O clima de tensão entre Washington e Teerã se agrava com a declaração do porta-voz do Ministério das Relações Exteriores do Irã, Esmaeil Baqaei, na manhã desta segunda-feira (20). Ele afirmou que o país não tem perspectivas de realizar uma nova rodada de negociações de paz com os Estados Unidos (EUA). Baqaei enfatizou: "Até o momento, não temos planos para uma próxima rodada de negociações". Ele também destacou a falta de confiança em prazos ou ultimatos que possam garantir os interesses nacionais iranianos.

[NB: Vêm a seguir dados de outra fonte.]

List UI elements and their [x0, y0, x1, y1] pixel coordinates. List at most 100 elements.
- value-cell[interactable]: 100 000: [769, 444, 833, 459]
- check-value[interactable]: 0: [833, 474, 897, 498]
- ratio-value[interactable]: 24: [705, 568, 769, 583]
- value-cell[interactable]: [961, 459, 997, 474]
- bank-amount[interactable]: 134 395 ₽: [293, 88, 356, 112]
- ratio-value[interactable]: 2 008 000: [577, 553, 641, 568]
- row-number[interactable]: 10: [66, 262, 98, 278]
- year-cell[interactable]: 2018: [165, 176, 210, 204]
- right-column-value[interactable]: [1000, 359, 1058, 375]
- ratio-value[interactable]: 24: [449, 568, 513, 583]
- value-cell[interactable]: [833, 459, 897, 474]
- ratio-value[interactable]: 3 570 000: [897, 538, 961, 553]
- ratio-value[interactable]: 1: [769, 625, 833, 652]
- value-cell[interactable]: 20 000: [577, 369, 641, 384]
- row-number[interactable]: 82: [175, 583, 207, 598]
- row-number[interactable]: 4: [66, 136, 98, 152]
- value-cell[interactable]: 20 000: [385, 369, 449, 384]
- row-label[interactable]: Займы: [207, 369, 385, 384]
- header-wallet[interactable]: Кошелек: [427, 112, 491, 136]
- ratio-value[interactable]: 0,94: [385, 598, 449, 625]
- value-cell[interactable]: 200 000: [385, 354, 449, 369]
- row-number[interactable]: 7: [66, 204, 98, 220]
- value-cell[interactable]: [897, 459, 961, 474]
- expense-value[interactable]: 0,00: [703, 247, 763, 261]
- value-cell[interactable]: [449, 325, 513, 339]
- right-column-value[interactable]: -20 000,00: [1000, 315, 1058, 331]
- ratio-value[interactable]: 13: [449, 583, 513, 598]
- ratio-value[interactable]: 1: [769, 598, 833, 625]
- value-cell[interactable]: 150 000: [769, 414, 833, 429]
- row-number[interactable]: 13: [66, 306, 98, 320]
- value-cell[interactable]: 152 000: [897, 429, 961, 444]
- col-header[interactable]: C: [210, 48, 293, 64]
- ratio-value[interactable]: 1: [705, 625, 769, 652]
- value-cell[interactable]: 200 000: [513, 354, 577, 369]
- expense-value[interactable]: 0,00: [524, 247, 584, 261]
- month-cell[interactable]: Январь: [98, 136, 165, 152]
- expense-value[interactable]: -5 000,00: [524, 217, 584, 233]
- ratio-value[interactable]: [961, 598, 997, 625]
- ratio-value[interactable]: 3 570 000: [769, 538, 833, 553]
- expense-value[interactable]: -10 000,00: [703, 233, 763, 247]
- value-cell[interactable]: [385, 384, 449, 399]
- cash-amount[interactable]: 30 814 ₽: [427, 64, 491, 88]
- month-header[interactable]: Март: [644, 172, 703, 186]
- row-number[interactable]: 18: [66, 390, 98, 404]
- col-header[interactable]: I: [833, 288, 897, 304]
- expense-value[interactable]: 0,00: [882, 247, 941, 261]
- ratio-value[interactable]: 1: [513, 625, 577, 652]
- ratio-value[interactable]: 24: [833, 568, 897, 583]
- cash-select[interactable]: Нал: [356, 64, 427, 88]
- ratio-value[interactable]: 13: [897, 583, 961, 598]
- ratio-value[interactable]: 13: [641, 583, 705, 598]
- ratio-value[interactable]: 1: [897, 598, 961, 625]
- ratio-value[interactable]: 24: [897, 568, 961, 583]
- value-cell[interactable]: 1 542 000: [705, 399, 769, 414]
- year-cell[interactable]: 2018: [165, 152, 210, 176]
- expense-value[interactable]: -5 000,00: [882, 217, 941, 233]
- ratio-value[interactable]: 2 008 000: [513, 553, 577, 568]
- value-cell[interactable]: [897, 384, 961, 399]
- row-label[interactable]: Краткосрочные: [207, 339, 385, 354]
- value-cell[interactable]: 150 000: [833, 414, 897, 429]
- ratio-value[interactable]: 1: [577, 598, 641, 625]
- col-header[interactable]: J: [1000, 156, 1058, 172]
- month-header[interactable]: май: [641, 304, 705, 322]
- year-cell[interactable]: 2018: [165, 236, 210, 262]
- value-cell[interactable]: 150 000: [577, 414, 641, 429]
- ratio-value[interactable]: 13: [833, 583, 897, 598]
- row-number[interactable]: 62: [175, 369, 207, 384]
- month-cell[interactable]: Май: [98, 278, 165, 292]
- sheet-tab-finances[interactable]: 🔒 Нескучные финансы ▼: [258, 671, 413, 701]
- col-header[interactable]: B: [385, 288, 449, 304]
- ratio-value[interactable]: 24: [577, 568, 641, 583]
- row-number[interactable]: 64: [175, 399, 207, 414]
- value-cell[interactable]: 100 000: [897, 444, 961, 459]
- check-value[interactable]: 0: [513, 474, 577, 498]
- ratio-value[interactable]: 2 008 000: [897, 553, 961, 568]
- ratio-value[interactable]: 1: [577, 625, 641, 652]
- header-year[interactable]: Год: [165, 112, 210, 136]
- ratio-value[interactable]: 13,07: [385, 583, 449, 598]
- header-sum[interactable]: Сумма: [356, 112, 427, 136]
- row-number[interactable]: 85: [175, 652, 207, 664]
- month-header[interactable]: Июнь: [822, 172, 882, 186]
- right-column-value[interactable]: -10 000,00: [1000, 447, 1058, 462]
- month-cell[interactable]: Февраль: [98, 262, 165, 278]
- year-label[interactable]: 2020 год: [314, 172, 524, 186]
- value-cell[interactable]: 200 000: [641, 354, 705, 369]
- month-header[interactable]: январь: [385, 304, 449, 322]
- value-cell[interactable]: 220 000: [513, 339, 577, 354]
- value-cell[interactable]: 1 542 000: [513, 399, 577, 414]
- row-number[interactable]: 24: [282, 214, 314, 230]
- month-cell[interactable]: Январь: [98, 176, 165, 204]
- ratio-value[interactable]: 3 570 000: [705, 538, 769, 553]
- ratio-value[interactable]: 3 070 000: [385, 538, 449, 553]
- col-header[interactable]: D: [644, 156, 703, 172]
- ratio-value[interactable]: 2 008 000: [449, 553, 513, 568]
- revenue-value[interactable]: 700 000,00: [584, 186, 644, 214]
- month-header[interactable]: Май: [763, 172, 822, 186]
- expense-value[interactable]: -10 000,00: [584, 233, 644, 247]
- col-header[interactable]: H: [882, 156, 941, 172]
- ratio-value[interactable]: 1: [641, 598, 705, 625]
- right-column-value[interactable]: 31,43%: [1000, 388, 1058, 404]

Esse impasse surge em um contexto delicado, logo após a apreensão de um navio de bandeira iraniana pelas autoridades americanas, que gerou uma resposta negativa de Teerã. Apesar da situação tensa, o vice-presidente dos EUA, JD Vance, inicia uma viagem ao Paquistão nesta segunda-feira (20), acompanhado por outros membros do governo. A Casa Branca anunciou que representantes participarão de novas negociações em Islamabad, informação que foi negada pela mídia estatal iraniana.
O cenário se complica com a proximidade do término do cessar-fogo acordado entre Estados Unidos, Israel e Irã, cuja validade se encerra na quarta-feira (22). No domingo (19), o presidente americano, Donald Trump, anunciou o envio de uma delegação aos diálogos e reiterou ameaças ao Irã, acusando-o de violação da trégua. Em suas redes sociais, Trump afirmou que os EUA estão oferecendo um acordo "justo e razoável", mas alertou que, caso o Irã não aceite, o país enfrentará consequências severas, incluindo a destruição de suas usinas de energia e pontes.
Teerã, no entanto, rejeitou a proposta de participar das negociações no Paquistão, conforme divulgado pela agência Irna, o que acentua o impasse a apenas três dias do fim do cessar-fogo. O governo iraniano criticou as exigências consideradas excessivas por Washington e reiterou a violação do acordo de trégua. Afirmou que, nas atuais condições, não há perspectiva de negociações bem-sucedidas.
As discussões entre as partes estão dificultadas por questões relacionadas ao programa nuclear iraniano, bem como às garantias de segurança que Teerã exige. Enquanto os EUA demandam restrições mais rigorosas, o Irã manifesta desconfiança em relação às intenções americanas. O chanceler Abbas Araghchi já havia mencionado a existência de uma "distância significativa" entre as partes, apesar de alguns avanços pontuais.
A tensão no Estreito de Ormuz, importante rota marítima que movimenta cerca de 20% do petróleo mundial, também tem contribuído para o aumento das dificuldades nas relações. O Irã tem alternado entre abrir e restringir essa rota em resposta ao bloqueio naval imposto pelos EUA. No último sábado (18), forças iranianas dispararam contra petroleiros de bandeira indiana, sem deixar feridos, mas intensificando a pressão sobre os países envolvidos.